You don't have to be a film buff to figure out the movie in the third episode of American Horror Stories is fake. Nor is John Carroll Lynch's Larry Bitterman a real director. But even though Rabbit Rabbit from American Horror Stories isn't real, there are the parts of "Drive In" that are based on truth. Spoilers ahead.

Plenty of film history is peppered into the third installment of Stories, "Drive In." But thankfully, the release of the 1985 horror film Rabbit Rabbit, which allegedly led to the audience to start killing one another, is not part of real Hollywood lore. But Stories, just like its predecessor AHS, has fun blending truth with fiction. Here's what's true about the very much fake Rabbit Rabbit.

The Rabbit Rabbit Tradition

Chad might not know what prohibition was, but he does his research when it comes to the horror film he's about to see and Googles the meaning of the title, Rabbit Rabbit. He says it's an old British tradition where you say "rabbit rabbit" on the first of the month for 30 days of good luck.
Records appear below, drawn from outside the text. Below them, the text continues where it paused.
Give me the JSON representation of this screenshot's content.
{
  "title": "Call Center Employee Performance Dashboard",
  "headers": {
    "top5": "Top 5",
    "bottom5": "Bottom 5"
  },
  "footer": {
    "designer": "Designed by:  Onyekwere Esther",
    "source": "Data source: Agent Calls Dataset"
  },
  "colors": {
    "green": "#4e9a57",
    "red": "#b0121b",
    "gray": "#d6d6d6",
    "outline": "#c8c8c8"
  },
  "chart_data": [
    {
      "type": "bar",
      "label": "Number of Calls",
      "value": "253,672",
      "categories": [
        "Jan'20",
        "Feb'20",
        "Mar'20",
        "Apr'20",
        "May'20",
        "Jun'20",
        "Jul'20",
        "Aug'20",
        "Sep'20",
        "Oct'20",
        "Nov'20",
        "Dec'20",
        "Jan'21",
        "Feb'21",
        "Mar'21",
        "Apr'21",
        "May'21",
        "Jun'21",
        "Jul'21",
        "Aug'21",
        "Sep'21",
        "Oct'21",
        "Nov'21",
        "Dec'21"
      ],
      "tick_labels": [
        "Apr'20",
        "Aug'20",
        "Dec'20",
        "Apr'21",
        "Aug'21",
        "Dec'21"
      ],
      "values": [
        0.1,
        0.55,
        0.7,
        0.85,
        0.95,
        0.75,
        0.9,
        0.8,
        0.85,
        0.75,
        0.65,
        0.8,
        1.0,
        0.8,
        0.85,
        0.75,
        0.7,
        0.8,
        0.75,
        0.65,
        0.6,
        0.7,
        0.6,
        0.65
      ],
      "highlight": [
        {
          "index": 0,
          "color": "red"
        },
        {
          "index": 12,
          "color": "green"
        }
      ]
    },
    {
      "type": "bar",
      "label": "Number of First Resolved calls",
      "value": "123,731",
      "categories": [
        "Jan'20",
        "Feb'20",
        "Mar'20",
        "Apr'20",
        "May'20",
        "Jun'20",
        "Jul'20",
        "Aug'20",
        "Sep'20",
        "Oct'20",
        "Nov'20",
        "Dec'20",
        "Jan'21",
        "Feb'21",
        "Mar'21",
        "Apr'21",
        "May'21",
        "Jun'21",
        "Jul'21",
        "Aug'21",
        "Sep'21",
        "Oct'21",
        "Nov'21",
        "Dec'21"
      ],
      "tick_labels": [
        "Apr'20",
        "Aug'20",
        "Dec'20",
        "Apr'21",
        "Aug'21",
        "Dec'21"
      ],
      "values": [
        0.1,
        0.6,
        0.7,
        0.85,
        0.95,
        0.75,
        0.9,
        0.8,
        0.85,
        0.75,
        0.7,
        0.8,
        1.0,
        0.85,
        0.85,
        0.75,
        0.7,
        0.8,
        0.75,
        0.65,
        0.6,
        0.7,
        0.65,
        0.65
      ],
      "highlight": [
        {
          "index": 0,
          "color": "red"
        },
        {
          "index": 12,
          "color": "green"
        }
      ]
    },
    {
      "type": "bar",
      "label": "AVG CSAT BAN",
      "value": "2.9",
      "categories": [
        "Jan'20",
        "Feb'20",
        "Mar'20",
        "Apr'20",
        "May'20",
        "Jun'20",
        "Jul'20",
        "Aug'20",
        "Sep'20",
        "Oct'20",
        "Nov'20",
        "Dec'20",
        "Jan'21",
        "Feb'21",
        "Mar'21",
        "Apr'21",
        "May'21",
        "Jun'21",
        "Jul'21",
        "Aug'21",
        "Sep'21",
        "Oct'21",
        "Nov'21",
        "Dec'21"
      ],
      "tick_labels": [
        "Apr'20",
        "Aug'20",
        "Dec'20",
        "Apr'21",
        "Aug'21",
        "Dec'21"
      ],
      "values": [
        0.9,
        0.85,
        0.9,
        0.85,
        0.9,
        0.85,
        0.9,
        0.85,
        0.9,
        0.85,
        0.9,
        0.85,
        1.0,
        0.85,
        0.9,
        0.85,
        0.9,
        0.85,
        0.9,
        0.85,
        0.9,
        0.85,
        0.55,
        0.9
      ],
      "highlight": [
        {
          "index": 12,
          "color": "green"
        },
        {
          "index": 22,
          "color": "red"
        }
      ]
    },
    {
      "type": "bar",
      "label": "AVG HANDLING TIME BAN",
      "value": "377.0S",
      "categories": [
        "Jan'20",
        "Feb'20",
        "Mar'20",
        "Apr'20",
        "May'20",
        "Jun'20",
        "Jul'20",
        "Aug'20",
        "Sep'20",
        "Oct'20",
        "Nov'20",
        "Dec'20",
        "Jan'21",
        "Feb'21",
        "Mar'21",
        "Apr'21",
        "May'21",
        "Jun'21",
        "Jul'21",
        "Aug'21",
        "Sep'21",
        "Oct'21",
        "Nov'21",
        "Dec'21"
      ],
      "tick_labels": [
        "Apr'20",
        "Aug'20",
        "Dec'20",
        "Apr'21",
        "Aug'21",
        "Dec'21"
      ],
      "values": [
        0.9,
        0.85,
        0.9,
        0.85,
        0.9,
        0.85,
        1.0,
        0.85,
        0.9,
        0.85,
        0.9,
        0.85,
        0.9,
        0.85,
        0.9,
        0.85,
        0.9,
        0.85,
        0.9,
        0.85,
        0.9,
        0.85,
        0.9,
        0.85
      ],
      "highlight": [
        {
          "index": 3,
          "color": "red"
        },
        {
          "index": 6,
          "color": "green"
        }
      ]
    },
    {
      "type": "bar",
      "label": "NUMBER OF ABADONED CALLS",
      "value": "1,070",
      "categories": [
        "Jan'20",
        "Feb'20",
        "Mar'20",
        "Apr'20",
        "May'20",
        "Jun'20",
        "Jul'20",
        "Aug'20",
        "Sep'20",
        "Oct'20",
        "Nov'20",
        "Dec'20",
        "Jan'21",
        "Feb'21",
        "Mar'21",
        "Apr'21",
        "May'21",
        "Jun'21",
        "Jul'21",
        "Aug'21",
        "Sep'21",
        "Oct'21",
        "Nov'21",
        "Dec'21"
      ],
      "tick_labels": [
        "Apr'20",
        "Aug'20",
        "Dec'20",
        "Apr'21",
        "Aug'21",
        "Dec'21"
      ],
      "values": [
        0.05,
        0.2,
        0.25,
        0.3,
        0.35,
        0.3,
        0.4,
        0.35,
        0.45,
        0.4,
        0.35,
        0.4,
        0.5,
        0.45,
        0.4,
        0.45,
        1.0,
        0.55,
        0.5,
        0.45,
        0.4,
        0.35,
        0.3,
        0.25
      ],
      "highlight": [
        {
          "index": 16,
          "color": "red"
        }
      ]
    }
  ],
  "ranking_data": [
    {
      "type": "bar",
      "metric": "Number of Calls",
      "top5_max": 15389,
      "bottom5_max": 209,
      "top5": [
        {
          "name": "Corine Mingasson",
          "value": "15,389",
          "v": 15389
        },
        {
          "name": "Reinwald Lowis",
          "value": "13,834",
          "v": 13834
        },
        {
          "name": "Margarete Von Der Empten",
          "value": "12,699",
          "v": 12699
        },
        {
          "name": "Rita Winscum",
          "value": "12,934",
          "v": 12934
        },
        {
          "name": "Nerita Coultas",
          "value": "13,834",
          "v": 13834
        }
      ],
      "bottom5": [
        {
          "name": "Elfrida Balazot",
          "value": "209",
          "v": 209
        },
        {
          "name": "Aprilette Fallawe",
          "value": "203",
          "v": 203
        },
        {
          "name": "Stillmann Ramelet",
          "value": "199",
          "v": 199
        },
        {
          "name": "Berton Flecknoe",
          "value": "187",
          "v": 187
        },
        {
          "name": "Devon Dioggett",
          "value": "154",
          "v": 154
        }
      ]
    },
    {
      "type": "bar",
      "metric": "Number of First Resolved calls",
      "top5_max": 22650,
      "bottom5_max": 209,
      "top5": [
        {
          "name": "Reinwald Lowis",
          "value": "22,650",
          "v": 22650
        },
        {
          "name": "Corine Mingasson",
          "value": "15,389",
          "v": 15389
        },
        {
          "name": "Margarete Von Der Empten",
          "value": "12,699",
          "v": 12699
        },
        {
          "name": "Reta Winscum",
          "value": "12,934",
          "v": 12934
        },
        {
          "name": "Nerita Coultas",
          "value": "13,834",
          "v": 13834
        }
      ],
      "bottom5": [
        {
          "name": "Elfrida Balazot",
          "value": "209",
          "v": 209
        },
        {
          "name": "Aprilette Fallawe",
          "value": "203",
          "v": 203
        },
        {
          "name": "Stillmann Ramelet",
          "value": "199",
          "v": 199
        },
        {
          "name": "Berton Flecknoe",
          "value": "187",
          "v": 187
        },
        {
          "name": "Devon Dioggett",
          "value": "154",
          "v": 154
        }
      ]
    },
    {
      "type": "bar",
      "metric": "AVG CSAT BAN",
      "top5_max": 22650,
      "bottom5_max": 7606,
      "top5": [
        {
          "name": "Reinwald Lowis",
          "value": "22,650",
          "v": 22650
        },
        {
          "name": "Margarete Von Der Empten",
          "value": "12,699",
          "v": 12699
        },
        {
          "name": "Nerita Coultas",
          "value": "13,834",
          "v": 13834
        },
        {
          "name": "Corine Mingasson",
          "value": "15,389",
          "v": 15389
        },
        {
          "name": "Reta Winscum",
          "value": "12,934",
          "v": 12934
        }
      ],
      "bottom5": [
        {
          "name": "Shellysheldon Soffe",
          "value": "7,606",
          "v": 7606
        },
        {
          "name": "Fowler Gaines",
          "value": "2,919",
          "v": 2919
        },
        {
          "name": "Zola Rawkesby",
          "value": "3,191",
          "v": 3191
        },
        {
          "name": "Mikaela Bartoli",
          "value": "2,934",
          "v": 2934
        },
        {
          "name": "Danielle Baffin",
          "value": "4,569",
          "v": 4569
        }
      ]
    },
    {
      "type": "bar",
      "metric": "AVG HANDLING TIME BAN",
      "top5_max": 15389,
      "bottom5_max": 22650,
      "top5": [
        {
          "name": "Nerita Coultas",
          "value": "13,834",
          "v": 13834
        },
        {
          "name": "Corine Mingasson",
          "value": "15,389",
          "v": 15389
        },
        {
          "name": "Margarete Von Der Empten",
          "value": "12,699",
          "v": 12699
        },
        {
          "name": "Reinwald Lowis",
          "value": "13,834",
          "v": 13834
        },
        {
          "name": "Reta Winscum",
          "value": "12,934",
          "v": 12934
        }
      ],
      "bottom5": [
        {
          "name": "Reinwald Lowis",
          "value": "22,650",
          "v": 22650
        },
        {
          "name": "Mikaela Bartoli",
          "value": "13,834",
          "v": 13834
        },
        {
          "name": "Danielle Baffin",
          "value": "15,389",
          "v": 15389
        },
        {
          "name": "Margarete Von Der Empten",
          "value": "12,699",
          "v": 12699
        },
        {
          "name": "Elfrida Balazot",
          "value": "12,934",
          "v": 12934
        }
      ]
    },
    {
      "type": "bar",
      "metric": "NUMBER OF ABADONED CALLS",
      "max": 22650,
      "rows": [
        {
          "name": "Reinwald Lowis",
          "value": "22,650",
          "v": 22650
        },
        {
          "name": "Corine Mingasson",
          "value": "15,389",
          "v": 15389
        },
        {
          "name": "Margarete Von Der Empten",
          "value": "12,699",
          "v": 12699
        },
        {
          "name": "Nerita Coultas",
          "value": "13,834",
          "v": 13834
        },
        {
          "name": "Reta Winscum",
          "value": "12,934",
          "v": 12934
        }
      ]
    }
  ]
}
According to this writer's Googling, Chad's research was pretty spot-on. The tradition is real and the Farmers' Almanac notes that the first mention of it came from the British periodical Notes And Queries in 1909. (Someone on Twitter claimed they found an earlier instance from 1905.) Either way, NPR reported the tradition started in the U.K. in the early 20th century and crossed over to America. Allegedly, even U.S. President Franklin D. Roosevelt said, "Rabbit rabbit," on the first of the month for luck.